TWENTY-THREE

Dr. Oystein’s smile is a thin, trembling thing, and it doesn’t stay on his lips for long, yet it hits me harder than Dan-Dan ever did.

“Oh, B,” he sighs. “I’m so sorry.”

“What the hell do you have to be sorry about?” I shout. I want him to be angry, to curse me, attack me, howl at the heavens while his senses dissolve.

Dr. Oystein sits again and wipes blood from his face. He looks drained.

“I lied,” the doc says quietly. “I fed you and the other Angels misinformation, knowing a day like this could come, hoping to trick you into doing my bidding. I was slyer than the offspring of a fox and a snake. I had to be.”

“What are you talking about?” I groan, looking to Master Zhang in case he can make any more sense. But he only shakes his head mutely and turns to Ingrid, who’s still screaming and trying to pick ants from her eyes—they’ve burrowed through one eyeball and are hard at work on the other. Master Zhang studies her, decides she’s too far gone to help, and drives his fingers through the side of her head, silencing her and releasing her from her agony.

“I mixed up the truth in all sorts of ways,” Dr. Oystein says as Owl Man comes limping towards us, moaning painfully. “I won’t go through the list and correct every piece of erroneous information that I dangled in front of you. That would take too long. You can piece most of it together later, in your own time. It’s enough to know this for now—although Albrecht was the more ingenious of us, I was always the master of the viruses.

“When I originally told you about Clements-13 and Schlesinger-10, I said that I had created both of them. That was true, except I created the zombie-destroying virus first, as I told you at our meeting earlier today. I said nothing of my breakthrough to Albrecht or Zachary, while I worked on manufacturing a virus which would be as lethal to humans as that one was to the undead.”

The fighting in the room begins to die down as word spreads of what has happened. The mutants and babies back away from the living and gather round Mr. Dowling and Kinslow–Claudia is supporting him, as his leg seems to have been broken in the fighting when I wasn’t paying attention–while the surviving humans regroup and move in closer, bewildered but respecting the cease-fire.
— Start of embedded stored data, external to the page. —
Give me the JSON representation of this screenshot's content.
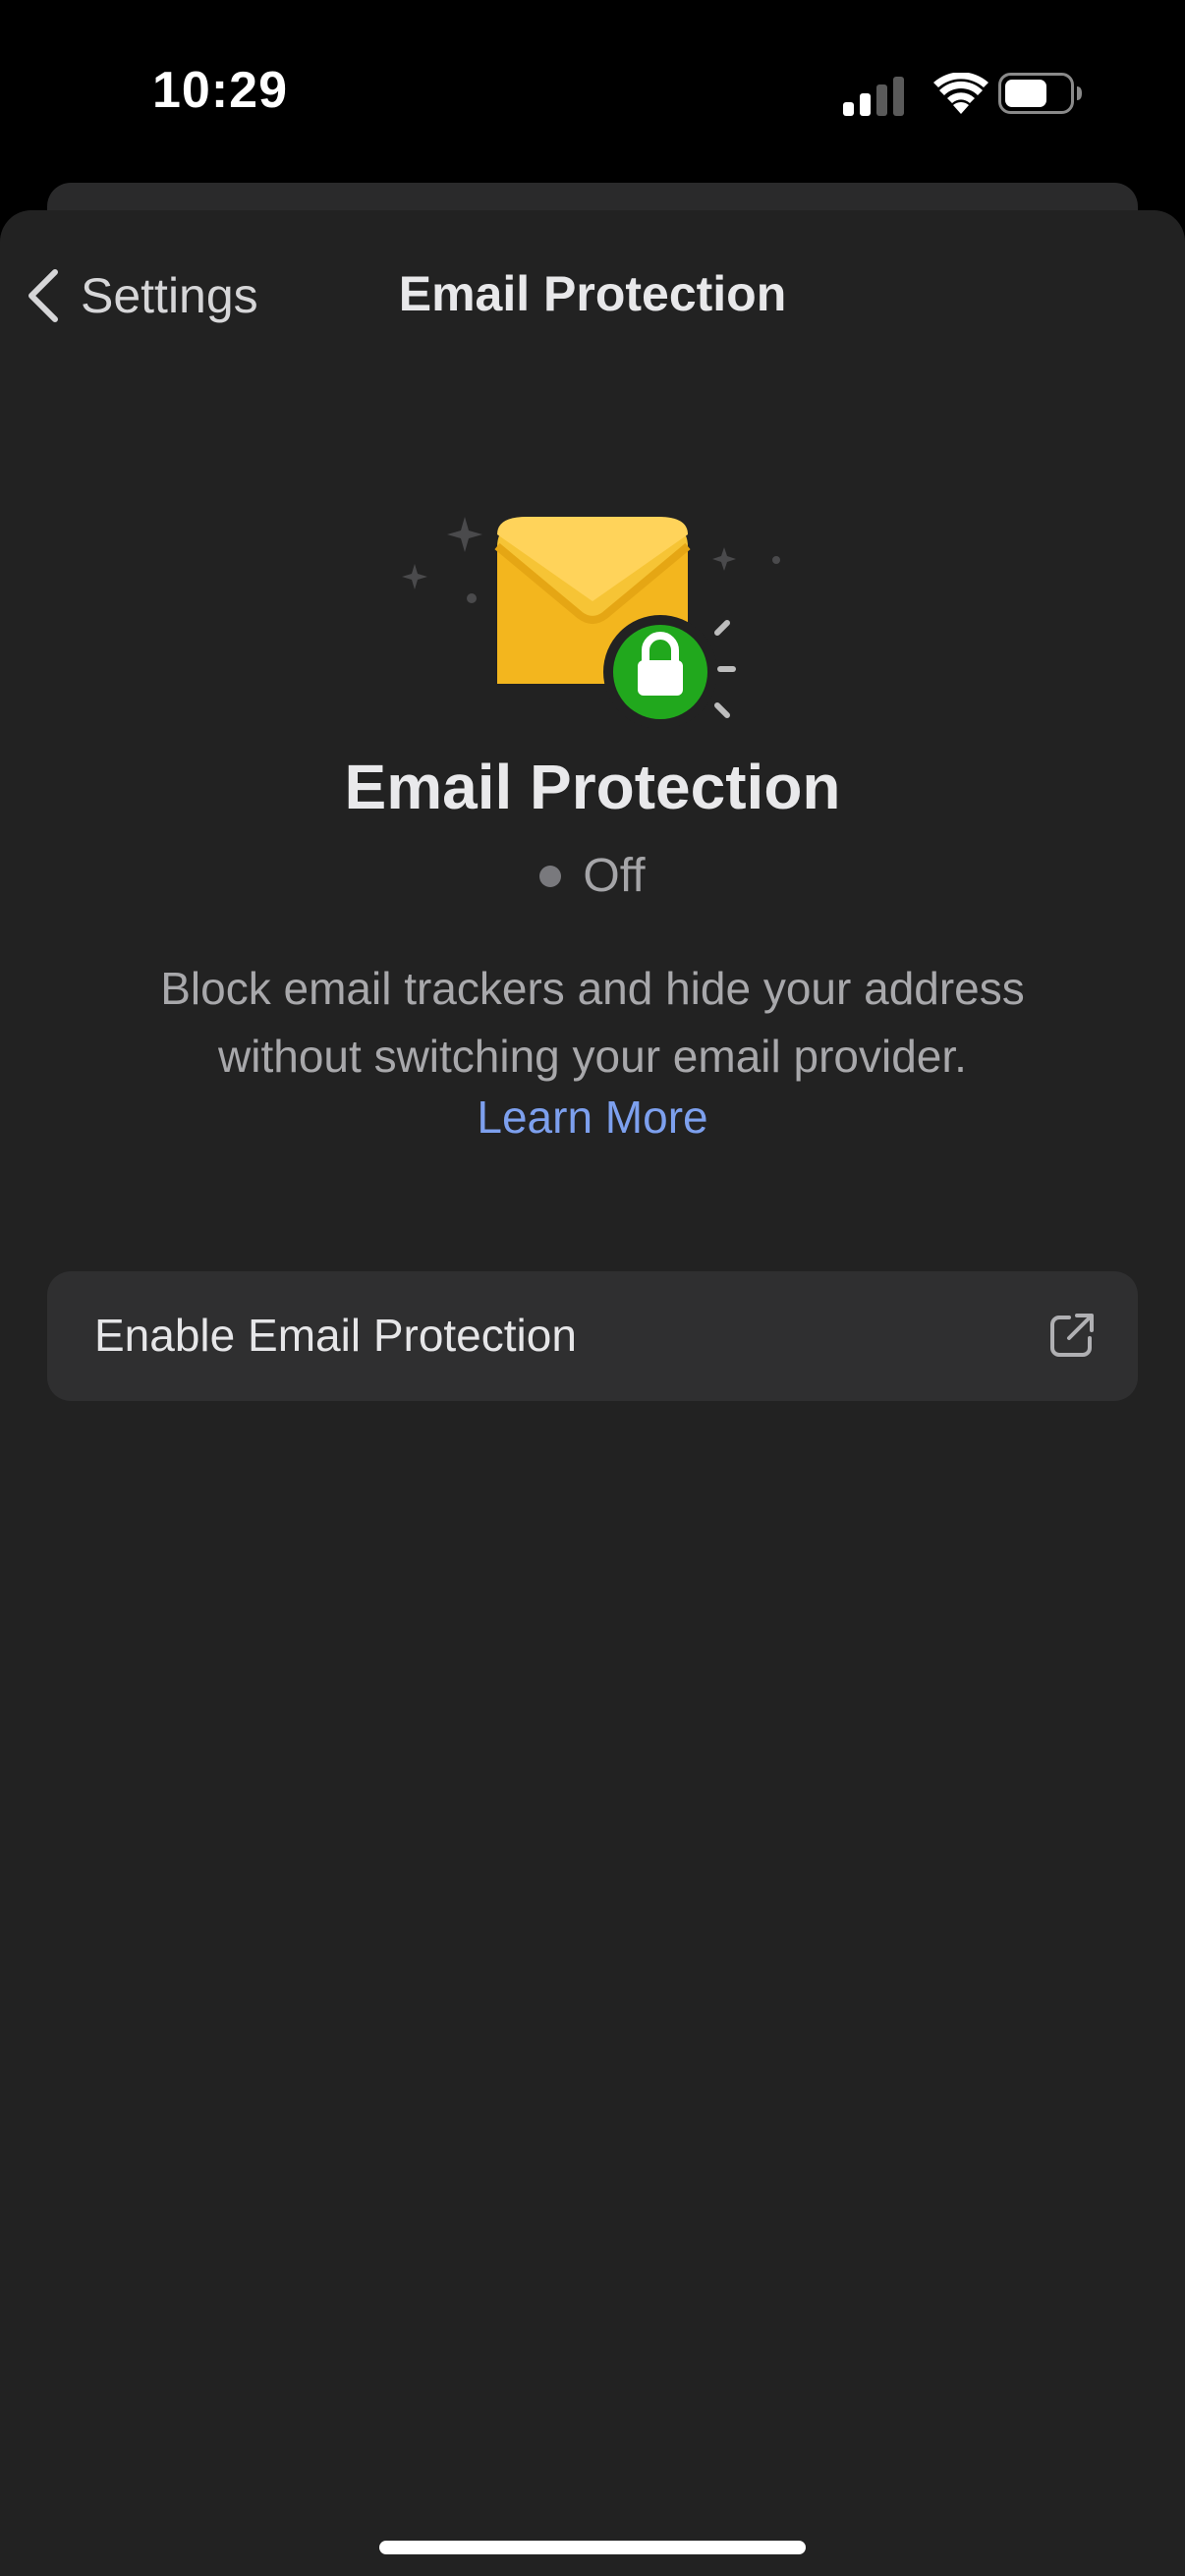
{
  "status_bar": {
    "time": "10:29",
    "icons": [
      "signal-icon",
      "wifi-icon",
      "battery-icon"
    ]
  },
  "nav": {
    "back_label": "Settings",
    "title": "Email Protection"
  },
  "hero": {
    "illustration": "envelope-lock-icon",
    "title": "Email Protection",
    "status": "Off",
    "status_color": "#79797d",
    "description": "Block email trackers and hide your address without switching your email provider.",
    "learn_more": "Learn More",
    "link_color": "#7da0ee"
  },
  "enable_row": {
    "label": "Enable Email Protection",
    "icon": "external-link-icon"
  },
  "colors": {
    "background": "#222222",
    "envelope": "#f6c435",
    "lock_badge": "#21a81d"
  }
}
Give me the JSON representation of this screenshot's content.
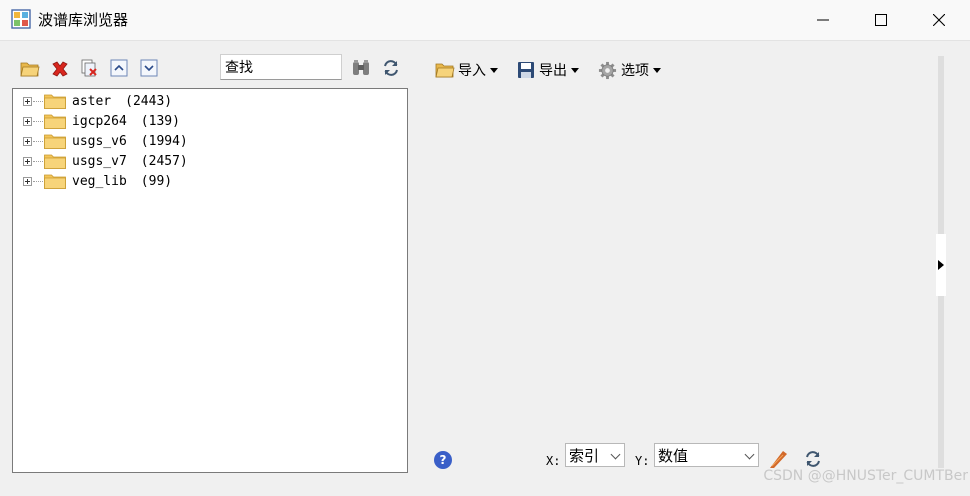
{
  "window": {
    "title": "波谱库浏览器"
  },
  "toolbar": {
    "left_icons": [
      "open-folder-icon",
      "delete-icon",
      "remove-library-icon",
      "move-up-icon",
      "move-down-icon"
    ],
    "search_text": "查找",
    "search_icons": [
      "binoculars-icon",
      "refresh-icon"
    ]
  },
  "tree": {
    "items": [
      {
        "name": "aster",
        "count": "(2443)"
      },
      {
        "name": "igcp264",
        "count": "(139)"
      },
      {
        "name": "usgs_v6",
        "count": "(1994)"
      },
      {
        "name": "usgs_v7",
        "count": "(2457)"
      },
      {
        "name": "veg_lib",
        "count": "(99)"
      }
    ]
  },
  "right_toolbar": {
    "import_label": "导入",
    "export_label": "导出",
    "options_label": "选项"
  },
  "bottom": {
    "help_icon": "?",
    "x_label": "X:",
    "x_value": "索引",
    "y_label": "Y:",
    "y_value": "数值"
  },
  "watermark": "CSDN @@HNUSTer_CUMTBer",
  "colors": {
    "folder": "#f3c55a",
    "delete_red": "#d8261e",
    "accent_blue": "#3a5fc8"
  }
}
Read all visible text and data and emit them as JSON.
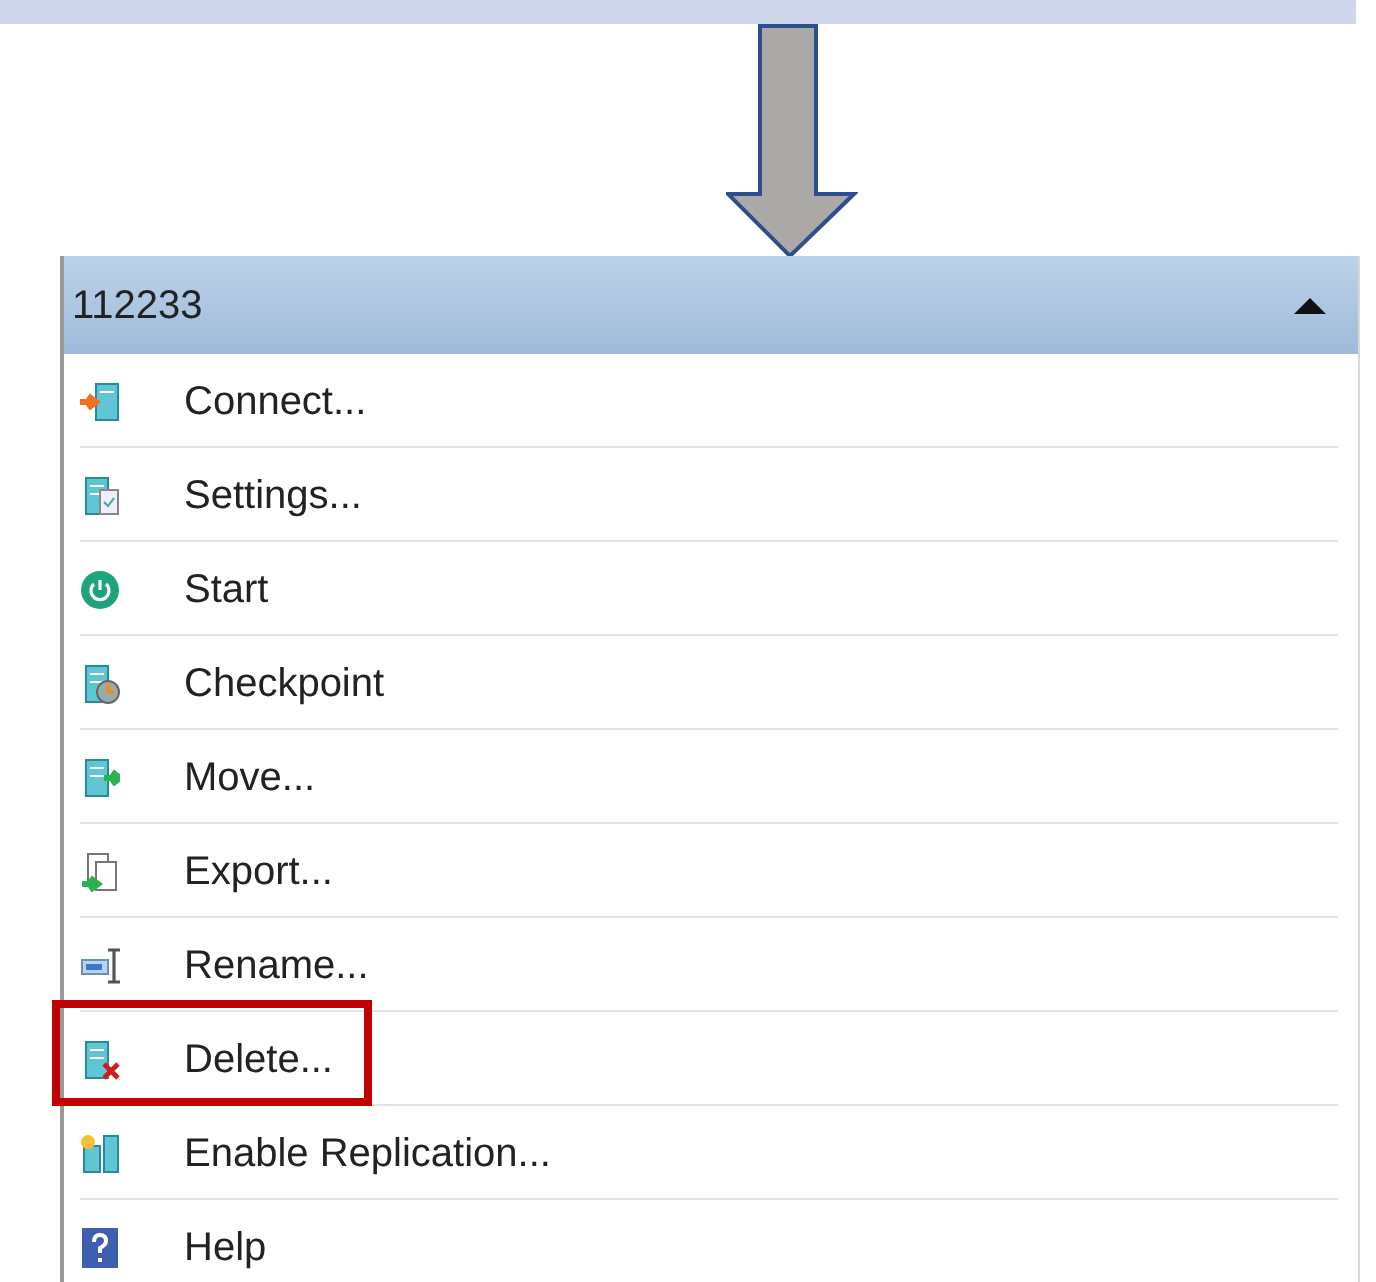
{
  "panel": {
    "title": "112233",
    "expanded": true
  },
  "actions": [
    {
      "label": "Connect...",
      "highlighted": false
    },
    {
      "label": "Settings...",
      "highlighted": false
    },
    {
      "label": "Start",
      "highlighted": false
    },
    {
      "label": "Checkpoint",
      "highlighted": false
    },
    {
      "label": "Move...",
      "highlighted": false
    },
    {
      "label": "Export...",
      "highlighted": false
    },
    {
      "label": "Rename...",
      "highlighted": false
    },
    {
      "label": "Delete...",
      "highlighted": true
    },
    {
      "label": "Enable Replication...",
      "highlighted": false
    },
    {
      "label": "Help",
      "highlighted": false
    }
  ]
}
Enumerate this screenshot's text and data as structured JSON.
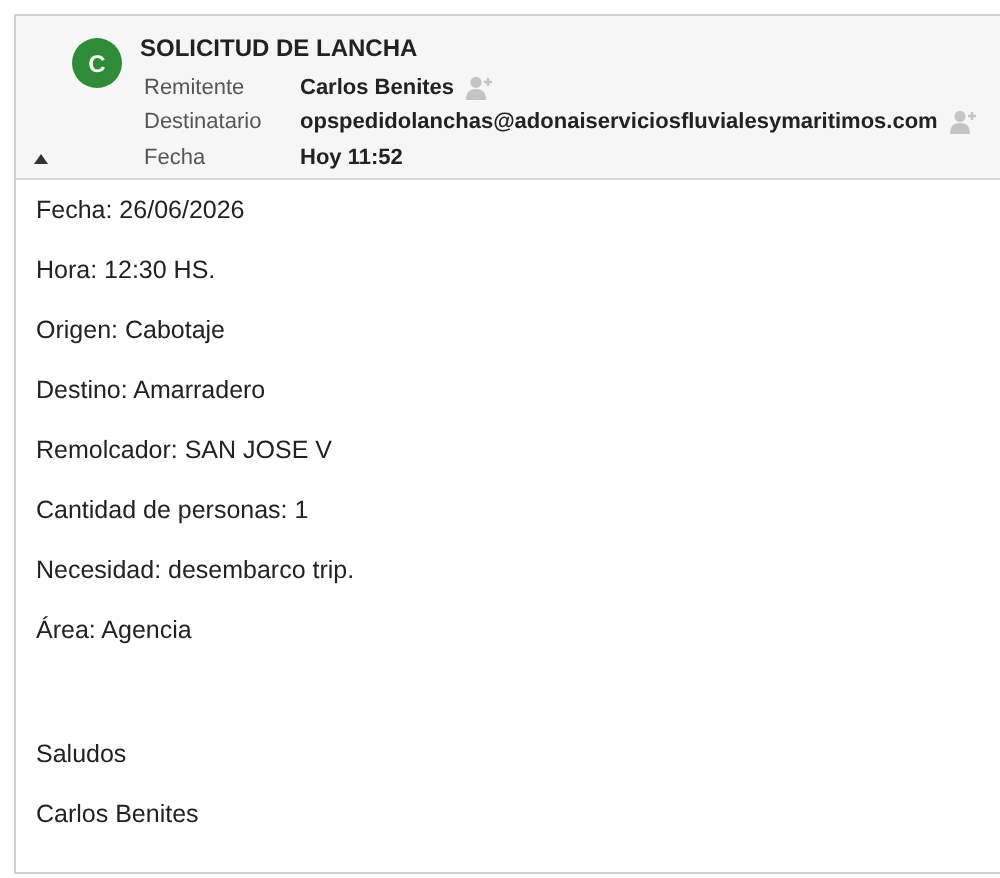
{
  "message": {
    "avatar_initial": "C",
    "subject": "SOLICITUD DE LANCHA",
    "fields": [
      {
        "label": "Remitente",
        "value": "Carlos Benites",
        "add_contact": true
      },
      {
        "label": "Destinatario",
        "value": "opspedidolanchas@adonaiserviciosfluvialesymaritimos.com",
        "add_contact": true
      },
      {
        "label": "Fecha",
        "value": "Hoy 11:52",
        "add_contact": false
      }
    ],
    "header_expanded": true
  },
  "body_lines": [
    "Fecha: 26/06/2026",
    "Hora: 12:30 HS.",
    "Origen: Cabotaje",
    "Destino: Amarradero",
    "Remolcador: SAN JOSE V",
    "Cantidad de personas: 1",
    "Necesidad: desembarco trip.",
    "Área: Agencia"
  ],
  "closing_lines": [
    "Saludos",
    "Carlos Benites"
  ]
}
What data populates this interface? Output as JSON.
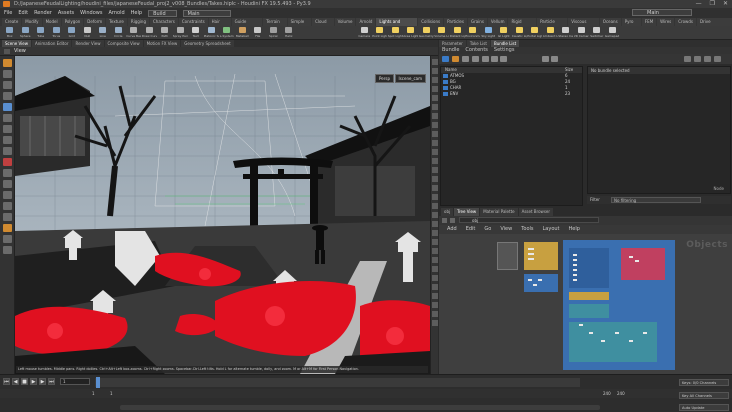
{
  "title_bar": {
    "text": "D:/JapaneseFeudalLighting/houdini_files/japaneseFeudal_proj2_v008_Bundles/Takes.hiplc - Houdini FX 19.5.493 - Py3.9",
    "controls": [
      "—",
      "❐",
      "✕"
    ]
  },
  "menu": {
    "items": [
      "File",
      "Edit",
      "Render",
      "Assets",
      "Windows",
      "Arnold",
      "Help"
    ],
    "build_label": "Build",
    "main_label": "Main",
    "main_right": "Main"
  },
  "shelf_tabs": [
    "Create",
    "Modify",
    "Model",
    "Polygon",
    "Deform",
    "Texture",
    "Rigging",
    "Characters",
    "Constraints",
    "Hair Utils",
    "Guide Process",
    "Terrain FX",
    "Simple FX",
    "Cloud FX",
    "Volume",
    "Arnold",
    "Lights and Cameras",
    "Collisions",
    "Particles",
    "Grains",
    "Vellum",
    "Rigid Bodies",
    "Particle Fluids",
    "Viscous Fluids",
    "Oceans",
    "Pyro FX",
    "FEM",
    "Wires",
    "Crowds",
    "Drive Simulation"
  ],
  "shelf_tools": [
    "Box",
    "Sphere",
    "Tube",
    "Torus",
    "Grid",
    "Null",
    "Line",
    "Circle",
    "Curve Bezier",
    "Draw Curve",
    "Path",
    "Spray Paint",
    "Text",
    "Platonic Solids",
    "L-System",
    "Metaball",
    "File",
    "Spiral",
    "Helix",
    "Camera",
    "Point Light",
    "Spot Light",
    "Area Light",
    "Geometry Light",
    "Volume Light",
    "Distant Light",
    "Environment Light",
    "Sky Light",
    "GI Light",
    "Caustic Light",
    "Portal Light",
    "Ambient Light",
    "Stereo Camera",
    "VR Camera",
    "Switcher",
    "Gamepad Camera"
  ],
  "pane_tabs": [
    "Scene View",
    "Animation Editor",
    "Render View",
    "Composite View",
    "Motion FX View",
    "Geometry Spreadsheet"
  ],
  "viewer": {
    "title": "View",
    "path": "obj",
    "persp": "Persp",
    "camera": "Iscene_cam",
    "hint": "Left mouse tumbles. Middle pans. Right dollies. Ctrl+Alt+Left box-zooms. Ctrl+Right zooms. Spacebar-Ctrl-Left tilts. Hold L for alternate tumble, dolly, and zoom.    M or Alt+M for First Person Navigation."
  },
  "bundle_pane": {
    "tabs": [
      "Parameter",
      "Take List",
      "Bundle List"
    ],
    "menu": [
      "Bundle",
      "Contents",
      "Settings"
    ],
    "columns": {
      "name": "Name",
      "size": "Size"
    },
    "rows": [
      {
        "name": "ATMOS",
        "size": "6"
      },
      {
        "name": "BG",
        "size": "24"
      },
      {
        "name": "CHAR",
        "size": "1"
      },
      {
        "name": "ENV",
        "size": "23"
      }
    ],
    "detail_header": "No bundle selected",
    "detail_col": "Node",
    "filter_label": "Filter",
    "filter_value": "No filtering"
  },
  "network_pane": {
    "tabs": [
      "obj",
      "Tree View",
      "Material Palette",
      "Asset Browser"
    ],
    "path": "obj",
    "menu": [
      "Add",
      "Edit",
      "Go",
      "View",
      "Tools",
      "Layout",
      "Help"
    ],
    "watermark": "Objects"
  },
  "timeline": {
    "frame": "1",
    "start": "1",
    "end": "1",
    "range_end_a": "240",
    "range_end_b": "240",
    "status1": "Keys: 0/0 Channels",
    "status2": "Key All Channels",
    "status3": "Auto Update"
  },
  "colors": {
    "accent_orange": "#e07b22",
    "red_flowers": "#e01020",
    "sky": "#9aa8b4",
    "net_blue": "#3a6fb0",
    "net_gold": "#c8a040",
    "net_teal": "#3f8fa0",
    "net_rose": "#c04060"
  }
}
“When Albrecht found out what I’d done and what I was working on, he went wild and attacked me,” Dr. Oystein continues. “That’s when I accidentally injected him with one of his mutant strains and sent him veering down the path of madness. Alone after that, but undeterred, I continued working on the human-killing virus. I was close to perfecting it when Zachary betrayed me.”

Dr. Oystein smiles wanly at Owl Man, who has come to a standstill and is staring at me miserably.

“My nephew thought he was doing good,” Dr. Oystein murmurs. “He had not yet come to see that we needed to cleanse this planet of its human tyrants. He found out that a sample of Schlesinger-10 was still intact—I had kept it to run tests on. He didn’t know where I had stored it, so he orchestrated attacks on all of my laboratories at the same time. Alas, I hadn’t hidden the vial as cunningly as I thought. Zachary found it and delivered it to Albrecht.”

“Hold on,” I stop him. “This doesn’t make sense. You said you hadn’t perfected the human-destroying virus yet.”

“That is correct,” Dr. Oystein says calmly.

“So what did they steal?”

“The zombie-eradicating virus. They knew I would never dare release a virus targeted at humans as long as they had hold of its counterpart.”

“But… no… this is wrong,” I mutter. “Mr. Dowling had Schlesinger-10, the human-eliminating virus. He shared his thoughts with me. I know for definite that it was Schlesinger-10.”

“Yes,” Dr. Oystein nods, and then he smiles that sickening smile again. “That was my most cunning lie, the one for which I am most apologetic. When I learned of Albrecht’s fascination with you, I felt I could perhaps use you to retrieve the zombie-annihilating virus from him. But you would not have fetched it for me if you’d known what it really was. So, when I told you about the viruses, I switched names.

“Schlesinger-10 is the zombie-killing virus. Clements-13 is the human-killing virus. Not the other way round, as I pretended.”

My eyes bulge. “But that means…”

“Yes,” Dr. Oystein says sadly. “When you took my vial of Clements-13 from me and smashed it open, you condemned humanity to extinction. You have done my job for me, and sentenced every living man, woman and child to an untimely end. That is why, even in my most triumphant moment, I am sorry—because I have turned you into an all-destructive goddess of death.”